Calcio, in Tanzania: un calciatore infila un dito nel sedere ad un avversario
da in Attaccanti, Calcio, Sport, Edinson Cavani

    Atti osceni nel campionato di calcio della Tanzania. Il difensore del Mbeya City, Juma Said, ha subito una maxi-squalifica dalla Tanzania Football Federation per aver compiuto un “atto di indecenza” durante un match del campionato. Said è stato infatti squalificato per ben due anni dopo che ha deciso di infilare un dito nel fondoschiena di John Bocco durante l’ultimo match giocato lo scorso 27 settembre. La Federazione ha deciso di dare una punizione cosi esemplare dopo che lo stesso difensore era stato fermato per 8 turni ad inizio anno per lo stesso identico provvedimento. Anche in quella circostanza Said cercò di palpare il suo diretto avverario durante un’azione di calcio d’angolo.

    Juma Said ora dovrà presentarsi davanti alla propria dirigenza che deciderà il da farsi. Probabilmente il calciatore verrà nuovamente multato se non addirittura cacciato dal Mbeya City. A discapito di Juma c’è la storia in quanto questa ‘marcatura stretta’ era già stata sperimentata da altri giocatori. Questa estate, durante la Copa America in Cile-Uruguay, il difensore Jara decise di toccare Edinson Cavani proprio li. L’ex attaccante del Napoli reagì in malo modo e i due finirono quasi alle mani.
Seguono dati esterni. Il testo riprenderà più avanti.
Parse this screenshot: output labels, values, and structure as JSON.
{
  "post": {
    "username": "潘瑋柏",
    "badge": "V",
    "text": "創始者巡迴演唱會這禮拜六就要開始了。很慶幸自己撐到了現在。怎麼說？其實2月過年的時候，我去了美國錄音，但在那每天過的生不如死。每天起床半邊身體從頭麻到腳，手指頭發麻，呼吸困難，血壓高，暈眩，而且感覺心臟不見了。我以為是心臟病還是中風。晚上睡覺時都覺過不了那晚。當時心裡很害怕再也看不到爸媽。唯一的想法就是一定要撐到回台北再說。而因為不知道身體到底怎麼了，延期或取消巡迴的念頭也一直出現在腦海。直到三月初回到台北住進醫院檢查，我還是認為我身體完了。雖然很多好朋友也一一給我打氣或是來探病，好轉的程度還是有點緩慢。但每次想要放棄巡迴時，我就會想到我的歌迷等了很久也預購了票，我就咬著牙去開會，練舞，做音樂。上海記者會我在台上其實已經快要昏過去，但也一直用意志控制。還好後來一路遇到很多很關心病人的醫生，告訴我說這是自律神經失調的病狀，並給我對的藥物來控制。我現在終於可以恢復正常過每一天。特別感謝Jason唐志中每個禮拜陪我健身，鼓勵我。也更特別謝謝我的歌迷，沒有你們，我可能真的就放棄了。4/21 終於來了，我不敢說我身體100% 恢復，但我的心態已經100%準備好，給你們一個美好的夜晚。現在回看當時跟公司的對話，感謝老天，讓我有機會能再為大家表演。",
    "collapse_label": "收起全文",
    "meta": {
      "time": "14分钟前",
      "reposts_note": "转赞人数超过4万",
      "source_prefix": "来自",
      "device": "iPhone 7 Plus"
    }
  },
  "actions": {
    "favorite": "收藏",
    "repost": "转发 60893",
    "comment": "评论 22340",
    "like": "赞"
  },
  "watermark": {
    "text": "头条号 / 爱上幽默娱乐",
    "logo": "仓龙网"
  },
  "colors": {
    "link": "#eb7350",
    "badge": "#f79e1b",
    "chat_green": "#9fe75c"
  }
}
    Nel 1997 divenne storico l’intervento, poi soprannominata la ‘Marcatura libidinosa’, di Rachid Neqrouz a Filippo Inzaghi. Il difensore marocchino del Bari decise di palpare con insistenza l’allora attaccante della Juventus tra lo stupore dello stesso che lo guardò allibito. Neqrouz fu poi squalificato per il gesto indecente.